La abundancia de comida y la
oferta generosa de buenos días le hicieron pensar que aquellos
monjes tramaban algo raro. Preguntaban demasiado, con
amoralidad, sobre todo los dineros que llevaban para sufragar la
andadura, indicando dónde debían guardarlos ante el temor de ser
asaltado por bandidos, pues al ocultarlos entre los entresijos
del vestido, les decía, nunca serían registrados pro los
malhechores.
La
inteligente perspicacia del rey comprendió de inmediato que
aquellos supuestos monjes eran precisamente los bandidos
asesinos, ya que cuando los peregrinos abandonaban la ermita,
ellos atajaban por otros vericuetos, saliéndoles al paso dos
leguas después en las cuestas de la Degollada. El golpe era
rápido. Les asaltaban cuando caminaban solos, acabando con su
vida a base de despiadados machetazos. Les robaban y luego
arrojaban sus cuerpos en una barranca cercana. Los cuervos que
merodeaban los cadáveres descubrieron que había allí más de una
veintena de cadáveres. Lo supieron el rey y su halconero
siguiendo a los bandidos a distancia y ocultos. Tras simular que
iban por la senda tradicional del camino a Compostela volvieron
al Alcázar y reclutaron varios soldados de la guardia personal
del rey, enviando éste al adalid Oscarón
para que apresara a los asesinos en
la ermita donde planeaban sus fechorías.
Eran cuatro y cuando encadenados
los trasladaban a los calabozos para ser ahorcados, las gentes
de la ciudad les apedrearon acabando con ellos. Luego los
arrojaron a la barranca igual que los bandidos hacían con sus
victimas.
El ajusticiamiento de aquellos
malhechores tranquilizó a los buenos peregrinos que pasaban días
después, agradeciéndole al rey najerense la intervención para
ejercer la seguridad en sus tierras.
Le complació a Don García la
experiencia de caminante por los muchos conocimientos e
informaciones que los peregrinos le comunicaban y aquel año
dedicó el verano a viajar hasta Compostela, de incógnito y
mezclándose con los romeros como uno más de ellos.

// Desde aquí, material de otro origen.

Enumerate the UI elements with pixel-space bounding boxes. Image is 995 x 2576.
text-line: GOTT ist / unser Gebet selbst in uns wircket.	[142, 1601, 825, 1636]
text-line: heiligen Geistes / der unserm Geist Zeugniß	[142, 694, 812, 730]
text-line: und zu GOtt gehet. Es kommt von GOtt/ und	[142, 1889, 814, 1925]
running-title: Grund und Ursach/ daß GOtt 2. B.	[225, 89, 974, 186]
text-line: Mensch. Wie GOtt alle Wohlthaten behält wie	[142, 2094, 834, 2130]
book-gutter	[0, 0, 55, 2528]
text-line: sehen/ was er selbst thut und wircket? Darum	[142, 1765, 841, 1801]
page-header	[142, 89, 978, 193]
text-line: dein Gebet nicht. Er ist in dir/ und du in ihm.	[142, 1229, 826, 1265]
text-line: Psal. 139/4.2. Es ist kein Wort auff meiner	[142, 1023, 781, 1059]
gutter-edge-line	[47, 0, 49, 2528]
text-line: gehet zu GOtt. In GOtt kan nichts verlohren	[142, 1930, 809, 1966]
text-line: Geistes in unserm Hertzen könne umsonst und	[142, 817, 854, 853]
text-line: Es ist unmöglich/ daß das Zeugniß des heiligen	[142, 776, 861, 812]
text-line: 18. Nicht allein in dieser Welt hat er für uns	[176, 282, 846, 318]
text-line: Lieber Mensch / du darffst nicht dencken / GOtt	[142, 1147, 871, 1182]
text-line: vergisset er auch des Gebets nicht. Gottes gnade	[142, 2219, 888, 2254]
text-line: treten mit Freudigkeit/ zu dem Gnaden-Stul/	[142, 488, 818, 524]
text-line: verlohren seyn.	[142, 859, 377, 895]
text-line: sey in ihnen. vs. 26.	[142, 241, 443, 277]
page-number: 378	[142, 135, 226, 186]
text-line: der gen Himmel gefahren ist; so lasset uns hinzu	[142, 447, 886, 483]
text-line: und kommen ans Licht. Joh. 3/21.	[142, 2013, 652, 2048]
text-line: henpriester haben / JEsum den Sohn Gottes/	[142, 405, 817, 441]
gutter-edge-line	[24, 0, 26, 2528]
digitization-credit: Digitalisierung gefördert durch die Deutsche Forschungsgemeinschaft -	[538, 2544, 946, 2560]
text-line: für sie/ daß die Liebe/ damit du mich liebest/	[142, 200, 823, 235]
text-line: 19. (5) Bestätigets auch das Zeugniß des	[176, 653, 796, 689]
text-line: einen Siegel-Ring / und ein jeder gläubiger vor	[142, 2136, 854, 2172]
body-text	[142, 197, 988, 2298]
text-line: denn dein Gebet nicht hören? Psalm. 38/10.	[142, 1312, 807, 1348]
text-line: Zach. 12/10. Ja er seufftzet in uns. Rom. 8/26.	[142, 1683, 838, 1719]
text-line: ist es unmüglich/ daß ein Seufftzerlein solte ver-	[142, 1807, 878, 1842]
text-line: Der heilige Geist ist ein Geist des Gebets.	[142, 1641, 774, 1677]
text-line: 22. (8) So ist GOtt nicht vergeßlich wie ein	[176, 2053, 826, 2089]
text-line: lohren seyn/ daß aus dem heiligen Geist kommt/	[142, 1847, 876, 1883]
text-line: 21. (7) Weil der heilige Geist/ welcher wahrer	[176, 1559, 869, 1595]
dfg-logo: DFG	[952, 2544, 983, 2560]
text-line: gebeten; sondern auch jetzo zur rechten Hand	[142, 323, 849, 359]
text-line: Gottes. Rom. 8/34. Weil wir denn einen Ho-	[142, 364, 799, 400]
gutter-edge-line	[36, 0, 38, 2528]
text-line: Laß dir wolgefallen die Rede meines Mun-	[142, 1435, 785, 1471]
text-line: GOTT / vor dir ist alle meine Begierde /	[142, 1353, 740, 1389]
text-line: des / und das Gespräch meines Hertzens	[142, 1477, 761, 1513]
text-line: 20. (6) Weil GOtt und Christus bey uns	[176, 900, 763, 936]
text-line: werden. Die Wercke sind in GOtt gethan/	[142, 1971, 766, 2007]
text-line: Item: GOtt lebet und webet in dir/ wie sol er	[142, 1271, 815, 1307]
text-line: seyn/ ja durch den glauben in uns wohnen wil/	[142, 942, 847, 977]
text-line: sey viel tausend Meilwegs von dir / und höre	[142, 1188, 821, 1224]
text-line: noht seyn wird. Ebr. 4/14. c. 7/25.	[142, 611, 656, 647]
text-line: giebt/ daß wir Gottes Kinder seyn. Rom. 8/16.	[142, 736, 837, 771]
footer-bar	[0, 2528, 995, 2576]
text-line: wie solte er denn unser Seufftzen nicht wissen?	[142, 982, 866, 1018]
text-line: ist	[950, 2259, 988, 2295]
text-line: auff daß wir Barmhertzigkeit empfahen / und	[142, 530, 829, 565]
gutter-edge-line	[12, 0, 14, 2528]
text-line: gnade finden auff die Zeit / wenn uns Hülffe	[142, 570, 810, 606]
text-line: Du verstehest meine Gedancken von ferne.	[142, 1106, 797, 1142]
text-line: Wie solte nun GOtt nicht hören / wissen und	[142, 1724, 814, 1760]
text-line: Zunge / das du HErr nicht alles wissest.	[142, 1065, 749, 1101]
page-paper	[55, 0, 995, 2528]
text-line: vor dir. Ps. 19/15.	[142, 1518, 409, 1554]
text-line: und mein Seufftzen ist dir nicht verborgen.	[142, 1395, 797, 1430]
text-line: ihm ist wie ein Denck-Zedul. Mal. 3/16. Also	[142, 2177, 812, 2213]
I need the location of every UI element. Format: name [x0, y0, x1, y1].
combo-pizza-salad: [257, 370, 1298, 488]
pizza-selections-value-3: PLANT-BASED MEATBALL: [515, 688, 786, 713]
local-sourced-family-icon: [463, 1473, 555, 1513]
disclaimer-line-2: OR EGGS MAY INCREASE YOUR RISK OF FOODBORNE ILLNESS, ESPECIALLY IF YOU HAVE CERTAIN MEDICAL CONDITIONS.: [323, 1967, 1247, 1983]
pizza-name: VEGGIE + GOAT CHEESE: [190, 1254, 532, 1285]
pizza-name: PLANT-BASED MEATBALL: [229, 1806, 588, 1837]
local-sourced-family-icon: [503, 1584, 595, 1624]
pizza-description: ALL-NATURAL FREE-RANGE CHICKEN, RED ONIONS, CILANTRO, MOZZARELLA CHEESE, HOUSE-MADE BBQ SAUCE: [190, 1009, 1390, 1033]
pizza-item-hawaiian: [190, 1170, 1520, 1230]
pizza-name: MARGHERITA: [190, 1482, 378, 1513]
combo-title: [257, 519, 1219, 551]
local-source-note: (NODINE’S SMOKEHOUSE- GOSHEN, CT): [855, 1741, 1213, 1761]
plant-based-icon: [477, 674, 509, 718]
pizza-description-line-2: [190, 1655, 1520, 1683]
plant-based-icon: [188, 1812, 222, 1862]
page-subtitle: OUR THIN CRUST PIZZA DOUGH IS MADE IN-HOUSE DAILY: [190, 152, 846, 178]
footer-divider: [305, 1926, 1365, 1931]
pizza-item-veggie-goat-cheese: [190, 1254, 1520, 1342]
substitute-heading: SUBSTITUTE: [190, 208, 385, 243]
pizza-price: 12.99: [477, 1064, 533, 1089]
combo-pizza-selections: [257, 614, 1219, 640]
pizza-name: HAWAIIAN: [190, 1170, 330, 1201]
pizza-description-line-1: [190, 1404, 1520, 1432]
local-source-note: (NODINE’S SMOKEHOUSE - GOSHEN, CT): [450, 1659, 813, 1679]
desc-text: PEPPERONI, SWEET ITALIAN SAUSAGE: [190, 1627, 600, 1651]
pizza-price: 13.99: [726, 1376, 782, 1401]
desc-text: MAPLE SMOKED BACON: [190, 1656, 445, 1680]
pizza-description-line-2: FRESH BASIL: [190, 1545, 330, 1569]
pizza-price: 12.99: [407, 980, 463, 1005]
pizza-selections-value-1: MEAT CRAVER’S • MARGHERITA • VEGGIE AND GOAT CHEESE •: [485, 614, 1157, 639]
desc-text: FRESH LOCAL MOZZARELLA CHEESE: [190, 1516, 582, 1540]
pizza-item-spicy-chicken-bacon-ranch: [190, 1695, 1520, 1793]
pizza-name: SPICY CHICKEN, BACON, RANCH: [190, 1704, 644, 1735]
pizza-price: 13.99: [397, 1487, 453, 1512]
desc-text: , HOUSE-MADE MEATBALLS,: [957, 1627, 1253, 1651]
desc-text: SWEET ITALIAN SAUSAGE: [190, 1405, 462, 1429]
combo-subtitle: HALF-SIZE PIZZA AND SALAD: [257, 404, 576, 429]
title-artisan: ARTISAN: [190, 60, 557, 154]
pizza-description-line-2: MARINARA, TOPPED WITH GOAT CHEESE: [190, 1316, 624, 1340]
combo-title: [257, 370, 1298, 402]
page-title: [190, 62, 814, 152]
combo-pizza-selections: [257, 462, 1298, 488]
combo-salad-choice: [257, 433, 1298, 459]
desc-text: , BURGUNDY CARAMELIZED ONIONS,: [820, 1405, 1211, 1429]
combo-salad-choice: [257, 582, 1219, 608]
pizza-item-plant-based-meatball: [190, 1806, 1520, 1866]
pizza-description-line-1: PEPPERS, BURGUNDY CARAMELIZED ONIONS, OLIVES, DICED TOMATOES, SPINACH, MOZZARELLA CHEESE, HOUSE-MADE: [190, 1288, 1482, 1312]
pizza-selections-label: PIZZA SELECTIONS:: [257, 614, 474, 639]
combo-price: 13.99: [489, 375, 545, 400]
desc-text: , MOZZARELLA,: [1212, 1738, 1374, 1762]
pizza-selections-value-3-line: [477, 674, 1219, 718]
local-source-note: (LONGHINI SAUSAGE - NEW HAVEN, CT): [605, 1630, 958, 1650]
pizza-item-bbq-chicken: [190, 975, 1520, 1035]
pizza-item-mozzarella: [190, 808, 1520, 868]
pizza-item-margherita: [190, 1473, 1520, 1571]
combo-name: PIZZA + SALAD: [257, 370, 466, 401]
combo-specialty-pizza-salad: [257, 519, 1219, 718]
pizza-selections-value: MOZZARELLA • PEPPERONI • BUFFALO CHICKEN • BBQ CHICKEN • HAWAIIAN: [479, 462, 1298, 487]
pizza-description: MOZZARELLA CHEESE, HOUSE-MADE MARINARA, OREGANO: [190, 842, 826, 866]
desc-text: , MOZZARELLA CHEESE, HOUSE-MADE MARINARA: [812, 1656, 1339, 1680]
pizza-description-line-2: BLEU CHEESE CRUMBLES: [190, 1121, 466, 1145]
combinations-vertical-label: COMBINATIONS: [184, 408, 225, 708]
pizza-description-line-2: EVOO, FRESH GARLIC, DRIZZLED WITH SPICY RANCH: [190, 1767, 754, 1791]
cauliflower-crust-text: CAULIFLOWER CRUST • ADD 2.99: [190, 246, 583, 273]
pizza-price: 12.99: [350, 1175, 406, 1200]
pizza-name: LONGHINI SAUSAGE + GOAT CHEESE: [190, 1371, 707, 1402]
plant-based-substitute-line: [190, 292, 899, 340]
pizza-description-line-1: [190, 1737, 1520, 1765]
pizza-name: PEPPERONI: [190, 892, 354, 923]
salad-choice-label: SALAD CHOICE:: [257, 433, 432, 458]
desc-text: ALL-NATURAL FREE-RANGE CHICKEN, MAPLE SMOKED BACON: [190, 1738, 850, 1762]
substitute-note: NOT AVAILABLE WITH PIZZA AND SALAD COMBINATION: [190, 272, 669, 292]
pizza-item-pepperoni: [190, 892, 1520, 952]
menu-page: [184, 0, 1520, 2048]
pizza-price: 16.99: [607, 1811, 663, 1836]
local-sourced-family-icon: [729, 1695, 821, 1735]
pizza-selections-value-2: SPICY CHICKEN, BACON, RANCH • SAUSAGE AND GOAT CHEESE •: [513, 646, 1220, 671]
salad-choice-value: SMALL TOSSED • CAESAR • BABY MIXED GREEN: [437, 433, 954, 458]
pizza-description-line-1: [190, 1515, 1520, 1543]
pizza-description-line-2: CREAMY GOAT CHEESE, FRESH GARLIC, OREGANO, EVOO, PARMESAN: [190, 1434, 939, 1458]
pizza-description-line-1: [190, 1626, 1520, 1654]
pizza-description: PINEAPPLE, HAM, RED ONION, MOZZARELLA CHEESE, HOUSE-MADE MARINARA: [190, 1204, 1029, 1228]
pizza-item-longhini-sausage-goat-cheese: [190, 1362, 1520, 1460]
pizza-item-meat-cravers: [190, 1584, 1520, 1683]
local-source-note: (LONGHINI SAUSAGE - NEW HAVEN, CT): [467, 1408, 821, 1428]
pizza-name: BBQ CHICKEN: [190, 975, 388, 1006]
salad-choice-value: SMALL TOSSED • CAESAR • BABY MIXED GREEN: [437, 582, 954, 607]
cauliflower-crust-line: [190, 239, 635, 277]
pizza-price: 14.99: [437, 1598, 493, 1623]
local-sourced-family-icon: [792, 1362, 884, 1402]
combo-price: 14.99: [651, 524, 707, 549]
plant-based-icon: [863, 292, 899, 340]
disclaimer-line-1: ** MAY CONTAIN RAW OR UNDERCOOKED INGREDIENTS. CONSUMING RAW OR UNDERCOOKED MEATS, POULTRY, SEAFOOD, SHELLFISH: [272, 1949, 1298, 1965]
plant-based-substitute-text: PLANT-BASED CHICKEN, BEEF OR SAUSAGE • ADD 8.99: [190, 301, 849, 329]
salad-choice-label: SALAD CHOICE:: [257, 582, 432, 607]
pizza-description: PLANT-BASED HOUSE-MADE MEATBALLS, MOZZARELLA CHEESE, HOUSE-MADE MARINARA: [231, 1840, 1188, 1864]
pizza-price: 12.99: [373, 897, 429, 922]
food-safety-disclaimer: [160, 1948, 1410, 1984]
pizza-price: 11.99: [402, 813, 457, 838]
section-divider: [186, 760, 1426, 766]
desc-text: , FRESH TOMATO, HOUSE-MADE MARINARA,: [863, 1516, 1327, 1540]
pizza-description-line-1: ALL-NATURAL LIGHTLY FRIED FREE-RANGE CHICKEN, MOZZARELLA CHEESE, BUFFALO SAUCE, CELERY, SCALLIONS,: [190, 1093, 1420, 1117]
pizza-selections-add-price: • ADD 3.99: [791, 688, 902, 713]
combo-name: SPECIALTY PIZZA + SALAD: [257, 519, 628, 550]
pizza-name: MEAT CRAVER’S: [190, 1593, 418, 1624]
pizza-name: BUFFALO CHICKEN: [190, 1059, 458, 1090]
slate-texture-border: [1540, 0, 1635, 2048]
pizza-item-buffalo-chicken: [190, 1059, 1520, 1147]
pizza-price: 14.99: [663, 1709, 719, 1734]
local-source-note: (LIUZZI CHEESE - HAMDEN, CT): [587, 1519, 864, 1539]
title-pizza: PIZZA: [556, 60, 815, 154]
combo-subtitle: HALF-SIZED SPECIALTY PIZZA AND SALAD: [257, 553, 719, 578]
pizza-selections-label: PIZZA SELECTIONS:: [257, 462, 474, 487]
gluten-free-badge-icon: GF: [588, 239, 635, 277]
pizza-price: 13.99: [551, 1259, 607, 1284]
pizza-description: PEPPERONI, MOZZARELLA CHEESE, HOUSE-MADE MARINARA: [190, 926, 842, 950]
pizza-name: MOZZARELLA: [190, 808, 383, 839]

De esta forma, atravesando las tierras
del reino de su hermano Fernando, calibró los métodos de su
gobierno y la buena situación y orden de sus súbditos.
El condado de Castilla se había
convertido en un próspero reino, organizado y pujante. Esa
sensación le inquietó, más aún, le llenó de envidia y de rabia
pues parte de aquellas tierras eran por herencia suyas.